Directed by Kevin Greutert, produced by Blumhouse. Evie (Isla Fisher) is a pregnant lady recovering from the trauma of inadvertently causing the death of an infant in a car crash the previous year. She and her husband David (Anson Mount) have just bought a sizable and lovely vineyard, but before they can begin to enjoy themselves, trouble is a’brewin’. Evie has terrifying visions, including a sinister hooded figure, a gun, and blood spattering the wall. She’s convinced the house is haunted, but David refuses to hear her out, putting them both in terrible danger.
Shortly after I began early drafts of this review, I found out that I myself am pregnant (third time for me), so naturally I enjoy the plot point that Evie is more susceptible to psychic energies because she’s expecting. It adds an interesting new wrinkle to a prolific genre. I concur with the filmmakers that gestating a baby really is a superpower, even aside from the miraculous capability of growing an entire person from scratch. In normal circumstances I’m a clumsy oaf, but when I’m carrying a child, I gain the ability to fall not only far less often but also in slow motion. (After the baby is born my reflexes get exponentially faster, not unlike in the lunch tray scene from Sam Raimi’s Spiderman.)
My main gripe is how fast and loose anything medical is portrayed. Evie is bombarded with antidepressants, even when they’re inappropriate for her situation. She’s prescribed them after her car accident because she’s sad she killed a baby. As anyone with depression will tell you, there’s a big difference between being grief-stricken for obvious reasons and being clinically depressed. In the present the pills are foisted on her again because David thinks she’s having hallucinations. As IMDB points out, she’d be better off with an anti-psychotic for that. Dr. Mathison (Jim Parsons), the man Evie sees regarding the health of her fetus, is a whimsical combination of gynecologist, sonographer (to be fair it’s not unheard of for an ob\gyn to do sonograms, but it is something that requires additional schooling), and psychiatrist. Evie and David even turn to him when she falls through a plate glass window instead of going to the emergency room.
Expanding on the depictions of control, the movie puzzles me; it has a strong Rosemary’s Baby vibe, what with everybody (especially men) telling Evie she’s crazy and trying to regulate what she does with her own body. It could have been a story about a strong woman refusing to ignore her powerful instincts. Instead it’s a story about a hysterical woman who lets everyone push her around. David isn’t a villain; he’s as sweet and supportive as he is domineering. He’s frequently condescending; it’s impossible to watch him and not be reminded of John in “The Yellow Wallpaper” (“She shall be as sick as she pleases”), but just as frequently he’s a kind and decent husband. Every time Evie is scared, which is constantly–Evie spends the majority of her time on screen whining, crying, or screaming–she collapses into his arms, and he lovingly soothes her. As if it weren’t enough that Evie is a total wimp, there are multiple noxious female stereotypes. Evie and her new friend Sadie (Gillian Jacobs) bond by griping about motherhood with every cliche in the book. Then there’s a prenatal yoga class full of woo-woo weirdos who try to force happy thoughts into Evie with their breath, a segment that’s played for laughs (despite the still below that makes it look like they’re a cult about to sacrifice her).
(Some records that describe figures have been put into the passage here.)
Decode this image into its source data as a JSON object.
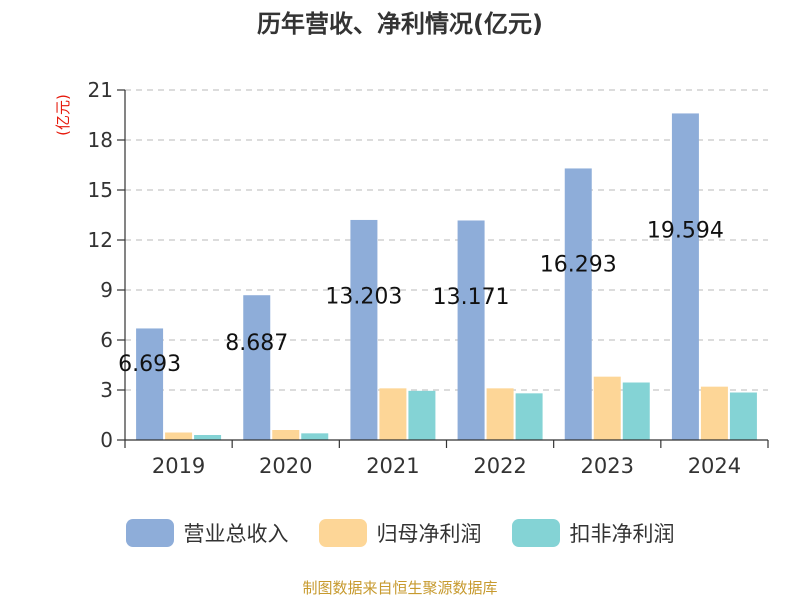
{
  "title": "历年营收、净利情况(亿元)",
  "source": "制图数据来自恒生聚源数据库",
  "colors": {
    "revenue": "#8eadd9",
    "parent_net_profit": "#fdd697",
    "deducted_net_profit": "#84d3d5",
    "unit_label": "#e6190b",
    "title": "#333333",
    "source": "#c79a2e"
  },
  "chart_data": {
    "type": "bar",
    "title": "历年营收、净利情况(亿元)",
    "ylabel": "(亿元)",
    "xlabel": "",
    "categories": [
      "2019",
      "2020",
      "2021",
      "2022",
      "2023",
      "2024"
    ],
    "ylim": [
      0,
      21
    ],
    "yticks": [
      0,
      3,
      6,
      9,
      12,
      15,
      18,
      21
    ],
    "grid": true,
    "legend_position": "bottom",
    "series": [
      {
        "name": "营业总收入",
        "color_key": "revenue",
        "values": [
          6.693,
          8.687,
          13.203,
          13.171,
          16.293,
          19.594
        ],
        "labels": [
          "6.693",
          "8.687",
          "13.203",
          "13.171",
          "16.293",
          "19.594"
        ]
      },
      {
        "name": "归母净利润",
        "color_key": "parent_net_profit",
        "values": [
          0.45,
          0.6,
          3.1,
          3.1,
          3.8,
          3.2
        ]
      },
      {
        "name": "扣非净利润",
        "color_key": "deducted_net_profit",
        "values": [
          0.3,
          0.4,
          2.95,
          2.8,
          3.45,
          2.85
        ]
      }
    ]
  }
}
I had a difficult time telling what the movie is about in terms of the underlying concept. There doesn’t seem to be a moral or a resounding message. There is a touch of the oddly common anti-materialism present in horror movies involving suspiciously luxurious-yet-affordable houses: one half of a married couple panics at the paranormal phenomena, and the other one cries, “But we’ve sunk everything we have into this!” Finally they reconcile the fact that they can’t live in a cheap murder house when they’re dead, and they tend to flee with little more than the clothes on their backs.
Now don’t get me wrong–I’m not saying nothing happens. There’s a LOT going on. The movie is so full of red herrings to detract from the final twist that ancillary characters are coming out of the woodwork throughout. My least favorite of these are the horrifyingly stereotypical superstitious Latinx folks who work on the vineyard. They bombard David with “fertility cult shit” and warn Evie of “El Maligno. The evil one. It get much stronger since you come.” Eva Longoria is completely wasted as Evie’s best friend, and John de Lancie is similarly under-used as a vintner who pops up mainly to provide expositional information. And don’t get me started on Joanna Cassidy as Helena, a psychic/wine tastemaker who’s angry and rude to Evie until she abruptly does a 180 personality-wise, hugging her and cooing, “Come here. I’ll help you.” After that, she’s even more insufferable than when she was surly, spouting painful dialogue like: “Certain acts of psychic violence, the truly evil ones, echo throughout time, like ripples spreading across a pond.”
Overall, it’s fairly entertaining, but it’s decidedly un-scary. It’s rated R yet has a firmly PG-13 feel until the climax. I recommend watching with subtitles because there’s an inordinate amount of murmuring, even from the characters who are alive. Check it out if you’re in the mood for something light and simple.